Kisah Petilasan Kaliwerak berawal dari perang gerilya Pangeran Sambernyawa melawan pasukan Belanda. Wilayah gerilya Pangeran Sambernyawa cukup luas mulai dari Gunung Kidul, Wonogiri, hingga Karanganyar.
Dalam menjalankan taktik gerilya banyak sudah halangan dan rintangan yang dihadapi. Pasukan Pangeran Sambernyawa banyak yang mengundurkan diri karena memang beban dan serangan pasukan Belanda begitu menyiksa.
Pada suatu ketika karena desakan dan serangan pasukan Belanda mengharuskan Pangeran Sambernyawa bersama prajuritnya mundur dan menghindari kontak. Setelah berhari-hari bersembunyi dari kejaran pasukan Belanda akhirnya sampai juga di suatu wilayah hutan dengan sumur tua yang sekarang bernama Gerdu masuk wilayah kelurahan Giripurwo.

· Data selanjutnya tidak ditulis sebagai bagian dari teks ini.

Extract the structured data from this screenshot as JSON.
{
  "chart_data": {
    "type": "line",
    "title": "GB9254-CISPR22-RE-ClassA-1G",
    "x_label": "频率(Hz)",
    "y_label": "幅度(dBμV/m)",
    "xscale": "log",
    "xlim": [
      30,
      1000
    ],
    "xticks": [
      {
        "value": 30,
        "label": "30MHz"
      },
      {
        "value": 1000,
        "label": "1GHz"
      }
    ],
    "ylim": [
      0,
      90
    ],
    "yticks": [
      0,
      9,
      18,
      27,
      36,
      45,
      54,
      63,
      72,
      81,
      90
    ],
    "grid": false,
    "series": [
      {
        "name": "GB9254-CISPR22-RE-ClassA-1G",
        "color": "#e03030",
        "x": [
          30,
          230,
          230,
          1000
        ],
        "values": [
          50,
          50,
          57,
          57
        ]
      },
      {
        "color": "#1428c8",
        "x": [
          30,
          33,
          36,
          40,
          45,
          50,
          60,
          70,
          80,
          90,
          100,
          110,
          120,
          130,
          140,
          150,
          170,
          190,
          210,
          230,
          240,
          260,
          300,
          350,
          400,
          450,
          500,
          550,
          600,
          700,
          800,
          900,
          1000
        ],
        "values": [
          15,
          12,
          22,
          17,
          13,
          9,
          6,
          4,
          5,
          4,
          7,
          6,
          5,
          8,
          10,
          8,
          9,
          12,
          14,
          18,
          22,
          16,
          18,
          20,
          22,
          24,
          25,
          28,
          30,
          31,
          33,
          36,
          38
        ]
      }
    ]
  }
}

Ketika sampai ditempat ini, Pangeran Sambernyawa bersama prajuritnya merasa sangat kelelahan karena berhari-hari berjalan tanpa henti. Beliau pun memerintahkan semua prajuritnya yang tinggal berjumlah 20 orang untuk beristirahat.
Ternyata pasukan Belanda tidak tinggal diam dan terus melakukan pengejaran kepada Pangeran Sambernyawa. Semua penduduk Wonogiri yang dijumpai pasukan Belanda diinterogasi untuk mengetahui keberadaan prajurit Pangeran Sambernyawa.
Hingga suatu ketika, pasukan Belanda berhasil mengendus persembunyian prajurit Pangeran Sambernyawa. Pimpinan pasukan Belanda segera mempersiapkan pasukan berjumlah seratusan untuk melakukan operasi pengepungan Pangeran Sambernyawa.
Dengan mengerahkan segala kekuatan, taktik dan strategi akhirnya pasukan Belanda sampai juga di persembunyian Pangeran Sambernyawa. Pada saat itu, prajurit telik sandi melaporkan pergerakan pasukan Belanda kepada Pangeran Sambernyawa.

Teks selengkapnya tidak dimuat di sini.